By: Lydia Crawley
The Parsons Advocate
It’s been a busy few weeks for Tucker County Emergency Management. Tucker County Emergency Management Director Kevin White updated the Tucker County Commission on a variety of projects and assistance efforts the department has been involved in including the new canopy for equipment trailers, utility outages in the area and other weather related emergencies and the status of the electronic signs. The updates came as part of the meeting of the County Commission.“It’s kind of been the busy time of our year because of the weather creates a lot of events for us in Tucker County,” White said.
Weather has created several events for his department, White said. The County has seen broken water lines to the High School that lasted four to five days, according to White. Other weather related issues, White said, were the phone outages due to broken power lines and poles. “We spent a lot of time as liaison with all those companies trying to get services reinstalled for people as quickly as possible,” White said. “I know you all spent a lot of time over the last weeks doing the exact same thing.”

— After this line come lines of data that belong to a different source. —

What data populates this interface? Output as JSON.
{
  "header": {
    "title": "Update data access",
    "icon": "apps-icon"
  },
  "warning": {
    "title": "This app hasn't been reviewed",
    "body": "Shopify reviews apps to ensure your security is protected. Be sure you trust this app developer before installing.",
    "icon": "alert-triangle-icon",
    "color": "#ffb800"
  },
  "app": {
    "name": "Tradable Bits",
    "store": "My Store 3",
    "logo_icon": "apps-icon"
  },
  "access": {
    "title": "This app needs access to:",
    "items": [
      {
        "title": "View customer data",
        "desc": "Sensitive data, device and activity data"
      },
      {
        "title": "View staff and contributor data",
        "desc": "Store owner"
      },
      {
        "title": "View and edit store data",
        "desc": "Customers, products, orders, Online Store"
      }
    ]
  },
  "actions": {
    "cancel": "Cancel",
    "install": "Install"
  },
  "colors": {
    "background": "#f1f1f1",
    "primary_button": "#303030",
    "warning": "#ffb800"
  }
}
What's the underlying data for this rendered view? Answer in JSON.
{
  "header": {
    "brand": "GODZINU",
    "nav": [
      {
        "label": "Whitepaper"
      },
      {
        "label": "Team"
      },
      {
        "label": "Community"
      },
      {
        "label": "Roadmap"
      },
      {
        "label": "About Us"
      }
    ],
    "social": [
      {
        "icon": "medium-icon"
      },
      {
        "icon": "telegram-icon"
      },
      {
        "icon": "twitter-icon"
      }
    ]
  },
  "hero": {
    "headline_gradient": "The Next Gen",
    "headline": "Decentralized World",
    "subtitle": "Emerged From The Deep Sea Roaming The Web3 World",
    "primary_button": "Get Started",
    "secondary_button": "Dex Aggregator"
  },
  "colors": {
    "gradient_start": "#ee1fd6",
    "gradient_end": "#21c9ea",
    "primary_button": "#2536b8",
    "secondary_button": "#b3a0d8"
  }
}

Tucker County Commission President Mike Rosenau credited the combined efforts of the County with resolving the issues. White concurred. “The County is fortunate to have that team behind them they have,” White said.
White said his department was still waiting on the funds for the electronic signs. According to White, his department had qualified for the grant funding, but the funds are held up at the State level at the Treasurer’s Office. “We qualify, we received our letter, you signed documents, we sent them back in, everything’s a go. It’s just the red tape of getting it through the Treasurer’s Office and the check in our hand.”
White said that getting funds for his department through the State Treasurer’s Office has only been in place since 2020. Prior, funding for his department did not have to go through the Treasurer, but came straight from the Department of Homeland Security who obtained it from the Treasurer’s Office. “Homeland Security is waiting on the funds to be dropped from the Treasurer’s Office is my understanding. We’ve did our part.”
Rosenau said he would call the Treasurer’s Office in Charleston and see what he could find out about the funds. “Treasurer Riley Moore was just in the County the other day,” Rosenau said. “I wish I would have known or realized. I knew you hadn’t got the funds, but I didn’t realize exactly where it came from. So, I’ll give him a call this week and see what the status of that is.”
According to White, the signs are ready and sitting in a lot in Dunbar. White said he wrote the grant for the signs due to the need to inform the public of urgent and emergency matters such as spills and other emergency road closures. White said that if Tucker County had the signs in house, they could be erected in hours instead of days. “The pretenses that I wrote the grant on was the fact that just out here and year and a half ago we had a diesel spill,” White said. “And no offense to anybody. I don’t throw stones at glass houses, but we waited three days for signs to be erected telling people that there were going to be delays, there were detours, different things like that. Where if we would have had these signs sitting in our County ready to go, we could have put the signs up within hours.”
Rosenau said he had received positive feedback on the Active Shooter Training that White and his department has assisted with at all three of the schools. “I heard some good feedback on the Active Shooter Training,” Rosenau said. “I heard a lot of good feedback from the personnel at the schools.”
White said his department had worked with the Tucker County Sheriff’s Office, the School Resource Officers and trained personnel from Randolph County. According to White, Randolph County has the program and can be instructors. White said the training was offered to Bus Operators last year and this year to all three Tucker County Schools. According to White, he had been working on bringing the training to Tucker County for several years. “No one wants to use the word Active Shooter,” White said. “No one wants the think that its a possibility, but the world we live in today, it can happen anywhere at anytime.”
White thanked Joe Long for his crew’s assistance in erecting the new canopy to house vital equipment trailers. “I want to thank Joe, him and Bennie,” White said. “They oversaw the erection of the canopy at the city garage.”
According to White construction has been completed on the canopy. White said that trailers have already been placed underneath, but he is working on the final layout in order to have the trailers in the most efficient position in case of emergency need. “We need to get a little more creative on how I’m going to put them because I don’t know exactly which one I’m going to need first. Trying to make it as easy to get them in and out as possible.”
White said he anticipates the canopy will save the County money on maintenance due to reduced exposure to the sun and weather. “It will save the County a lot of money in the future with maintenance and repairs to those trailers because they won’t be exposed to UV rays and they will no longer have snow load on them,” White said.
The next meeting of the Tucker County Commission will be held Wednesday, February 28th at 4 p.m. at the Tucker County Courthouse Old Courtroom in Parsons.